Nesse sentido, analisando-se a crise orçamental registrada pelo trágico endividamento dos países, não se tem manifestamente relação com as reivindicações democráticas dos cidadãos; mas, se houve reivindicações, essas vieram dos grandes bancos em situação difícil, mormente da crise de 2008 e seguintes. Como leciona o economista Jean-Paul Fitoussi[3], uma sociedade não é menos competitiva por ser mais solidária, uma vez que os fatos não demonstram que a democracia cria dificuldade ao crescimento.

Acontece que, nas últimas décadas, a política monetária apresenta-se como principal instrumento macroeconômico para estabilização, controle da inflação e a redução dos números da dívida, em total desequilíbrio com as políticas fiscais.

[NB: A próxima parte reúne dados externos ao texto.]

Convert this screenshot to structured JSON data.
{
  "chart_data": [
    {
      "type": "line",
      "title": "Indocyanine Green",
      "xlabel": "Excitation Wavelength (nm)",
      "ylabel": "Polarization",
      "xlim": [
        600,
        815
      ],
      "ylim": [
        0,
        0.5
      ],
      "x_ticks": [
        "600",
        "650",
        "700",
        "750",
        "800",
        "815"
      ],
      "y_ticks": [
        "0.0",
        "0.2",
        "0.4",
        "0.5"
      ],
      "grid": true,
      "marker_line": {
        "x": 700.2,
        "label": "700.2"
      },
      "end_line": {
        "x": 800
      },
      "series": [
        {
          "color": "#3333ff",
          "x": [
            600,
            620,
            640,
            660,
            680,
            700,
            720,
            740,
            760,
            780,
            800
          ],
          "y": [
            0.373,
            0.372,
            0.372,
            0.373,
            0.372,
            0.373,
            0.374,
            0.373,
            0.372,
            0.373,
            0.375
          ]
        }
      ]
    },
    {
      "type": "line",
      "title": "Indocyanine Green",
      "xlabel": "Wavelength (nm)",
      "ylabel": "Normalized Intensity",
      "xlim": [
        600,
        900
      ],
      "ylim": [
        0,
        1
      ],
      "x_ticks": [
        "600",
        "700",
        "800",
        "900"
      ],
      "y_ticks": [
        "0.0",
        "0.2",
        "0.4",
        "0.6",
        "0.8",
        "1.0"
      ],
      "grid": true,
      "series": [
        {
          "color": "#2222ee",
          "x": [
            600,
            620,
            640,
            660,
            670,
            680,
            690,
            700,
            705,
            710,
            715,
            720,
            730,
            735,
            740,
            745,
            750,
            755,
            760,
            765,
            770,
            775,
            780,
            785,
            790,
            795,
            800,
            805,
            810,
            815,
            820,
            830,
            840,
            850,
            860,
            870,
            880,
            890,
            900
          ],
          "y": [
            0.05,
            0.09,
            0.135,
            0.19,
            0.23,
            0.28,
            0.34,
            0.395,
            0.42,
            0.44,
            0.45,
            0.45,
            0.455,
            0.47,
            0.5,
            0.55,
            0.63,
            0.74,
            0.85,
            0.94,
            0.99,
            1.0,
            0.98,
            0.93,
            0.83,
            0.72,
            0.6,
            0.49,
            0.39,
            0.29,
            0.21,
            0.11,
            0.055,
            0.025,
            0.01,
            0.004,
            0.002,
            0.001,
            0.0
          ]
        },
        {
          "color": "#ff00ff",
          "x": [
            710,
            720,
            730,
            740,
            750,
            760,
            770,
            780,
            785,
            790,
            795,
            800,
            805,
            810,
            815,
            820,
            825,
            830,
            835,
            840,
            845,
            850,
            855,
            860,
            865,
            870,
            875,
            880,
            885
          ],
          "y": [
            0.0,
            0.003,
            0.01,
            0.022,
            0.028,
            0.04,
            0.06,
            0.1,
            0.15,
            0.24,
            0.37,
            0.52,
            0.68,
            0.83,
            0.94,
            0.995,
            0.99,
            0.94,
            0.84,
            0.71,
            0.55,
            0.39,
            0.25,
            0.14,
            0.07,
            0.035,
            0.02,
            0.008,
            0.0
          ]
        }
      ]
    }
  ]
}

Olivier Blancard[4], economista-chefe do FMI, na conferência “Repensar la política macroeconômica”, critica o uso da política monetária com o objetivo primordial de estabilização da inflação, que utiliza como principal instrumento as taxas de juros. Afirma que a política monetária necessita ir além da estabilidade financeira e do combate à inflação; e que a macroeconomia teria muito mais do que um só instrumento para implementá-la. Por outro lado, conforme as lições de Keynes, após o resultado da grande depressão, nos anos de 1940 a 1970, conhecido como os “30 anos gloriosos”, as políticas monetárias e fiscais mantinham uma relação equilibrada, sendo que a política fiscal se apresentava como principal instrumento da política macroeconômica.

Dessa forma, em função das crises, no caminho da estabilidade constante e controle inflacionário, diversos países, em especial na Europa, tomaram medidas drásticas, com planos de austeridade para reduzir os números da dívida pública e o salvamento de bancos, o que levou a “sufocar” os direitos sociais consagrados no constitucionalismo democrático. Tais medidas, comprovadamente, não surtiram os efeitos desejados, o que deveria servir para lições futuras.

Para Avelãs Nunes[5], professor jubilado da Universidade de Coimbra e pesquisador das crises na realidade europeia, as políticas de austeridade foram instrumentos aproveitados pelas “crises” para obrigar os povos a pagarem as dívidas do capital financeiro, desmontando o Estado social pela diminuição da produção, aumento do desemprego, baixa dos salários reais, redução de direitos sociais, asfixia financeira dos sistemas públicos de segurança social e supressão dos preceitos fundamentais definidores do Estado democrático de direito.

A austeridade beneficia uma pequena minoria do capital financeiro, além de não favorecer o desenvolvimento econômico e sim o aumento da desigualdade, que retrai o crescimento, prejudica a distribuição de renda, o consumo, além disso enfraquece o investimento, com instabilidades financeiras, econômicas e políticas. Avelãs Nunes denuncia em relatório da OIT[6], de 24.01.2012, a política de deflação salarial realizada pela Alemanha, que além de reduzir o consumo, conduziu a um aumento das desigualdades de rendimentos nunca antes registrado.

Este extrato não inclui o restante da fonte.